Effectivement, il aura fallu quatre ans de démarches à M. Chamberland pour enfin obtenir un jugement. L’immeuble de la rue Saint-Alphonse, dont il est propriétaire, nécessite des travaux trop importants pour être conservé. En novembre 2020, il a lancé un processus d’éviction ciblant le locataire de l’appartement du rez-de-chaussée. Le logement de l’étage est inoccupé depuis deux ans.

Le 6 septembre dernier, le juge du TAL Serge Adam a délibéré en faveur du propriétaire et a exigé que le locataire quitte les lieux au plus tard le 30 novembre. Chose qu’il a faite. L’Express est allé à la rencontre de M. Chamberland le 2 décembre en matinée alors qu’il prenait connaissance pour la première fois de l’état des lieux maintenant vacants. L’huissier venait de compléter son constat final lorsque le propriétaire a fait visiter l’endroit à L’Express.
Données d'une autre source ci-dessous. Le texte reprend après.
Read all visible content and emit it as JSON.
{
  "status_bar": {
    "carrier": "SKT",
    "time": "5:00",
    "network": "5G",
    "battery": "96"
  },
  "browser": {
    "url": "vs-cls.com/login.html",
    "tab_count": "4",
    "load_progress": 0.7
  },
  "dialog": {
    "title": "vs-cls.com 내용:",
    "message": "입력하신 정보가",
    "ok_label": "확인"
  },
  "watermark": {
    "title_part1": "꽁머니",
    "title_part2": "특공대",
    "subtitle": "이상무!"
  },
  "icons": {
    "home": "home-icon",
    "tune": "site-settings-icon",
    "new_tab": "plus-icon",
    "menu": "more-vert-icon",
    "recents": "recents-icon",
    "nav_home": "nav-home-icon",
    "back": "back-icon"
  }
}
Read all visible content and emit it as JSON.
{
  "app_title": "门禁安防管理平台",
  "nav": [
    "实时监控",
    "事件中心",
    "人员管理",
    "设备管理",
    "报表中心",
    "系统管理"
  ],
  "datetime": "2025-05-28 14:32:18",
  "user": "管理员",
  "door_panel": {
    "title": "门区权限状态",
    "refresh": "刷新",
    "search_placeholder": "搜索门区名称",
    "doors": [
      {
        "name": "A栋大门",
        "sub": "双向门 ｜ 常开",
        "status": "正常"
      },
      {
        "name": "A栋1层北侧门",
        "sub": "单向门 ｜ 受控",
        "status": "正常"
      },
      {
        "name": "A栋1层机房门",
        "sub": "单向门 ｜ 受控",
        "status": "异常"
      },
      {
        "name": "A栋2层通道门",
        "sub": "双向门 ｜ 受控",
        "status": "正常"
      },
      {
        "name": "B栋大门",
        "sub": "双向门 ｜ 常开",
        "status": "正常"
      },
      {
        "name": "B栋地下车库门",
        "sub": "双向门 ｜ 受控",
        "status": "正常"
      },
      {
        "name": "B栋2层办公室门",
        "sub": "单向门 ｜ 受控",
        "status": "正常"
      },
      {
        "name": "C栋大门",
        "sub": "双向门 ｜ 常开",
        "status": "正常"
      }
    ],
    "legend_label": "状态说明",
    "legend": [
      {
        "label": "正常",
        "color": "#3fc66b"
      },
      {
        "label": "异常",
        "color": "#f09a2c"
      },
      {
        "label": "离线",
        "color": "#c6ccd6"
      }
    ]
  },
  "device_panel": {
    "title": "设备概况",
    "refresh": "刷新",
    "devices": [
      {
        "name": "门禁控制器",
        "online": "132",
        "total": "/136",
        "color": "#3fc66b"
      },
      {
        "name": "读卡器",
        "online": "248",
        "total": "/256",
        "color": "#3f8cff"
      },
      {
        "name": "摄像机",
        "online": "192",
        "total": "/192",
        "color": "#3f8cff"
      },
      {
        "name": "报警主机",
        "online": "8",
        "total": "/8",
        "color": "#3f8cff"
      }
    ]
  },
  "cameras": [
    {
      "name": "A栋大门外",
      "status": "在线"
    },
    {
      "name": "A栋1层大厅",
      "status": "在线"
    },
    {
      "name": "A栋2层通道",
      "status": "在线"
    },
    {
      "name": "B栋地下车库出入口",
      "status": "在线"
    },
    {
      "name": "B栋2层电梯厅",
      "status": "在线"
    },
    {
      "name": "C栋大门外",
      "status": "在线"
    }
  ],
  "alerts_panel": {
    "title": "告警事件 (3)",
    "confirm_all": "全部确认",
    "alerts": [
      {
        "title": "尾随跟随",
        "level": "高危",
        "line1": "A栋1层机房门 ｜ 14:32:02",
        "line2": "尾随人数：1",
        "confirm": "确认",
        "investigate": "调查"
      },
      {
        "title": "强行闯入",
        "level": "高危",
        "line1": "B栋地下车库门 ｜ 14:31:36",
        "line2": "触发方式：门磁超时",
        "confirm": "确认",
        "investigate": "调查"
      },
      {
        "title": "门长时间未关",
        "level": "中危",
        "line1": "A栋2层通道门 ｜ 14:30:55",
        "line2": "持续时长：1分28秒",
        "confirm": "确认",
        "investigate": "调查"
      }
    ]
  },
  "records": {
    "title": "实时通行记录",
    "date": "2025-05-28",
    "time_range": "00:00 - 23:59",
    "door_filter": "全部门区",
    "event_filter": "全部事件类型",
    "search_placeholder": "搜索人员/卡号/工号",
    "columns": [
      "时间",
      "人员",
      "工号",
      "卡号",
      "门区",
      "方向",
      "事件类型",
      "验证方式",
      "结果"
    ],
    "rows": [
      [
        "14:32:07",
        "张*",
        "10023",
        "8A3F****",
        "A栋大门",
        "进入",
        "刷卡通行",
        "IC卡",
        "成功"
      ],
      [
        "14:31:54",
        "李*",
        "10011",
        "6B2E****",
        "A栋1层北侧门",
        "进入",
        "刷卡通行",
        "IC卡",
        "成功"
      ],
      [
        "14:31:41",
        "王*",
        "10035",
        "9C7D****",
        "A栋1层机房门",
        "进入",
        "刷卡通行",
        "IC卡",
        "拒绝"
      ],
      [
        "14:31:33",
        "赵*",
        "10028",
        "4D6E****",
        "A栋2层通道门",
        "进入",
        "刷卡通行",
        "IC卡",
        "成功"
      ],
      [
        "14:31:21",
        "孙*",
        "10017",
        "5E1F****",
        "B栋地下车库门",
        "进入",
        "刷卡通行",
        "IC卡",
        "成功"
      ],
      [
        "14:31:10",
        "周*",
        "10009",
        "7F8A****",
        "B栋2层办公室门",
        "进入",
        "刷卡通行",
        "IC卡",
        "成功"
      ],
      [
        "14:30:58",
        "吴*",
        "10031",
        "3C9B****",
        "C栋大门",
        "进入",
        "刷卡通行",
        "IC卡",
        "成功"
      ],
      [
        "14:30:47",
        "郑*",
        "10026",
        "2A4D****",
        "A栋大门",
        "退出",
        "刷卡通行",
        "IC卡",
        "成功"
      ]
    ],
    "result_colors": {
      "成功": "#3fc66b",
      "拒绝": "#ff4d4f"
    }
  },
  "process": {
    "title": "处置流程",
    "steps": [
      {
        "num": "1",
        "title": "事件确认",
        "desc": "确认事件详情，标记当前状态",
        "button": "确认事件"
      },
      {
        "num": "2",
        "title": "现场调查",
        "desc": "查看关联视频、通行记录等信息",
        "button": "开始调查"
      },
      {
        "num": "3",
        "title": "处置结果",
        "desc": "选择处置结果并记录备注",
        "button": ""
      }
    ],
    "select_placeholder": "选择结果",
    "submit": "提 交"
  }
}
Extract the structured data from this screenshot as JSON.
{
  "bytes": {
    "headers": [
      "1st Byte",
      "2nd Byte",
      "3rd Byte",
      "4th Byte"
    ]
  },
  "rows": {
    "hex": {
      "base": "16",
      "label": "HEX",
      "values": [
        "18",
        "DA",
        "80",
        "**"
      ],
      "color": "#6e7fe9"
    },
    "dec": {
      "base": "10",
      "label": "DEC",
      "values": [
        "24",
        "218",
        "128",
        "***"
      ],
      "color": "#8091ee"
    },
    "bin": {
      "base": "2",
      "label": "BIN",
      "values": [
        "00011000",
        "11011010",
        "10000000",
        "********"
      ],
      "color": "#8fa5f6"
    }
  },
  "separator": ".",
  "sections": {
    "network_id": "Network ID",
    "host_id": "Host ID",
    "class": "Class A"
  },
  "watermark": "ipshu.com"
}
L’appartement, le sous-sol de l’immeuble et les remises extérieures, remplis d’objets divers, ont été vidés, mais quelques vestiges de l’ancien locataire sont demeurés sur place. Martin Chamberland a aussi eu la surprise de constater que le poêle à bois du sous-sol ainsi qu’une grande grille d’aération en fer, juste au-dessus, avaient disparu.

De nombreux détritus ont été laissés dans l’appartement. (Photo : Ghyslain Bergeron)

À l’intérieur, murs troués et endommagés, robinets qui fuient, moisissures, odeurs nauséabondes et amas de poussière ne sont que quelques qualificatifs de l’endroit, décrit comme insalubre par le propriétaire.

La réfection complète de l’immeuble, comprenant l’isolation, le système électrique, les fenêtres, la toiture, les balcons et l’enveloppe extérieure pour ne nommer que ceux-ci, serait accompagnée d’une facture de 800 000 $ selon les estimations obtenues par le propriétaire. «C’est le coût d’un immeuble neuf. L’entrepreneur aurait juste conservé la structure», décrit M. Chamberland.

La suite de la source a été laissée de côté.